Where Pomegranate Shrubs Grow
Pomegranates originate from the Middle Eastern region and are cultivated in central Asia, Mediterranean countries and northern India. They often resemble a shrub more than a tree. In Turkey you can find them adorning outdoor swimming pools in hotels; in Israel people plant them as one of the Seven Species of the Bible.
In India, pomegranates have a culinary reverence. The grains of more sour fruits are dried and used as a flavouring and substituted for raisins in baking. The juice of the pomegranate is a favourite in many Middle Eastern countries and Asia.
I remember, as a child, my family would buy the cool red juice from street vendors in Pakistan and just before a rice dish had finished cooking, handfuls of pomegranate grains would be stirred in, bursting with red colour and bite. Pomegranate fruit juice is also used to make sauces and jellies.

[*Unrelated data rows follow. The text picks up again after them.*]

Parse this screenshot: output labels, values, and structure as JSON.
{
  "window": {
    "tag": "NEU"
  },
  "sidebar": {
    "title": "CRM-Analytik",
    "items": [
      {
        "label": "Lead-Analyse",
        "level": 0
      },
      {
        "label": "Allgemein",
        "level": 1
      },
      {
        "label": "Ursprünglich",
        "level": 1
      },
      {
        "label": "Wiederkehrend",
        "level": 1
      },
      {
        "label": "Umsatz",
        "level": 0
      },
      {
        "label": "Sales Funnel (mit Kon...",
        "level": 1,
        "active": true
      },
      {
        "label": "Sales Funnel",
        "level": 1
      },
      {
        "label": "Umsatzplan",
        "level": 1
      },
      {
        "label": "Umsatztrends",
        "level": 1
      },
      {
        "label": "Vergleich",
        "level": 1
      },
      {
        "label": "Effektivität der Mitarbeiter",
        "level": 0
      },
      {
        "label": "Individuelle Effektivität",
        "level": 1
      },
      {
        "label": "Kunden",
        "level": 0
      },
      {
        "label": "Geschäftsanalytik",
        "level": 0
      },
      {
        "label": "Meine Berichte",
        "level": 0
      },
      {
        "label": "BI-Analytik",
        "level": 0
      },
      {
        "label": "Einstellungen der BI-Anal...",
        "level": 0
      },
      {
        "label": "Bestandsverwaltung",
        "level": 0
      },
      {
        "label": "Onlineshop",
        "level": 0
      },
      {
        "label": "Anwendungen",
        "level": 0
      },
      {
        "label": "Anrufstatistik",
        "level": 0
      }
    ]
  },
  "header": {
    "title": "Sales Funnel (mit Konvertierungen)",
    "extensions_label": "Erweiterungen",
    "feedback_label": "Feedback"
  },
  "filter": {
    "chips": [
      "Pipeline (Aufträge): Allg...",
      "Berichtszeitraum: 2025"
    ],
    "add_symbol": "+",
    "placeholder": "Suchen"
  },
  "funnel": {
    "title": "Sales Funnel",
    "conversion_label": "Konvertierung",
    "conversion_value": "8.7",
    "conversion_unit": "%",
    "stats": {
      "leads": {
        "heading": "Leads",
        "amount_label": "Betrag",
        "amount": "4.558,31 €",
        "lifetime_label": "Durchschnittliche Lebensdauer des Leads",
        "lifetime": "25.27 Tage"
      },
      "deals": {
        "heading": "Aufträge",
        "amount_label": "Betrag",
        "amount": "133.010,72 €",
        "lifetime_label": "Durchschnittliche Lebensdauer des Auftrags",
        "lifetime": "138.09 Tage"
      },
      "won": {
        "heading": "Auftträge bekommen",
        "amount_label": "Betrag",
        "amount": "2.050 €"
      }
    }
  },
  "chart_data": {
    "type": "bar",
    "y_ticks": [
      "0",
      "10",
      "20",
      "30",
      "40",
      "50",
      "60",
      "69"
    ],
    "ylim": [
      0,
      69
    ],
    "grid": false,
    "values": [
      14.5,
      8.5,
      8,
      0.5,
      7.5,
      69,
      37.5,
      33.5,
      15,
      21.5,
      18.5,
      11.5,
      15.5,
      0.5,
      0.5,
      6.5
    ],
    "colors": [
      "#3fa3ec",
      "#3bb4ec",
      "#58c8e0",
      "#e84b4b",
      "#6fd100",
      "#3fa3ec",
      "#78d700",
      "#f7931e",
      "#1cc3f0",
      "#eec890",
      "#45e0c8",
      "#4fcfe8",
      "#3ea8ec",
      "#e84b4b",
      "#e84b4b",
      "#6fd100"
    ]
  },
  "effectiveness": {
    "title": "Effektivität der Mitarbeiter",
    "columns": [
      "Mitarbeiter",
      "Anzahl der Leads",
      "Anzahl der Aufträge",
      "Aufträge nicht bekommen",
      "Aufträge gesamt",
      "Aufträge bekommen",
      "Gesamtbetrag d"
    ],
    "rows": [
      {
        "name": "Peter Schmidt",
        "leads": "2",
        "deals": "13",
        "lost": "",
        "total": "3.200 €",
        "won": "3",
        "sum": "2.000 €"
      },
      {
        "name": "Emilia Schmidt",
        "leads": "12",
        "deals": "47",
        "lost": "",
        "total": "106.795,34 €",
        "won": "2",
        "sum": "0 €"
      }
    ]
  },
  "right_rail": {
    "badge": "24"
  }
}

Nutritional Value of Pomegranates
Nutritionally, pomegranate fruit is rich in Vitamin C and contain 65 calories and it is a good source of sodium, riboflavin and calcium. A handful of grains for suhoor (pre-dawn meal) are ideal for balanced health over the Ramadan fasting period.
Prophet Muhammad of Islam told his companions that each pomegranate potentially held a heavenly grain, “There is not a pomegranate which does not have a pip from one of the pomegranate of the Garden (Jannah) in it.” (Abu Nu’aim)
And these pips, along with the outer skin, are rich with antioxidant and antibacterial properties, testimony to its benefits for cleansing the palate. The prophet therefore also said, “Pomegranate and its rind strengthen digestion (stomach).” (Abu Nuaim, narrated by `Ali)
Uses Of Pomegranate
Among its various uses in the culinary world, the scarlet flowers of the pomegranate plant produce a vibrant red dye for textiles, which has been used for centuries in Central Asia.
Pomegranate plants also provide herbal medicines for diarrhoea, fevers, gum disorders and earaches. Resourceful explorers have found the bark of the pomegranate shrub to have medicinal use while the fragrant flowers of the tree can be used to relieve sore eyes.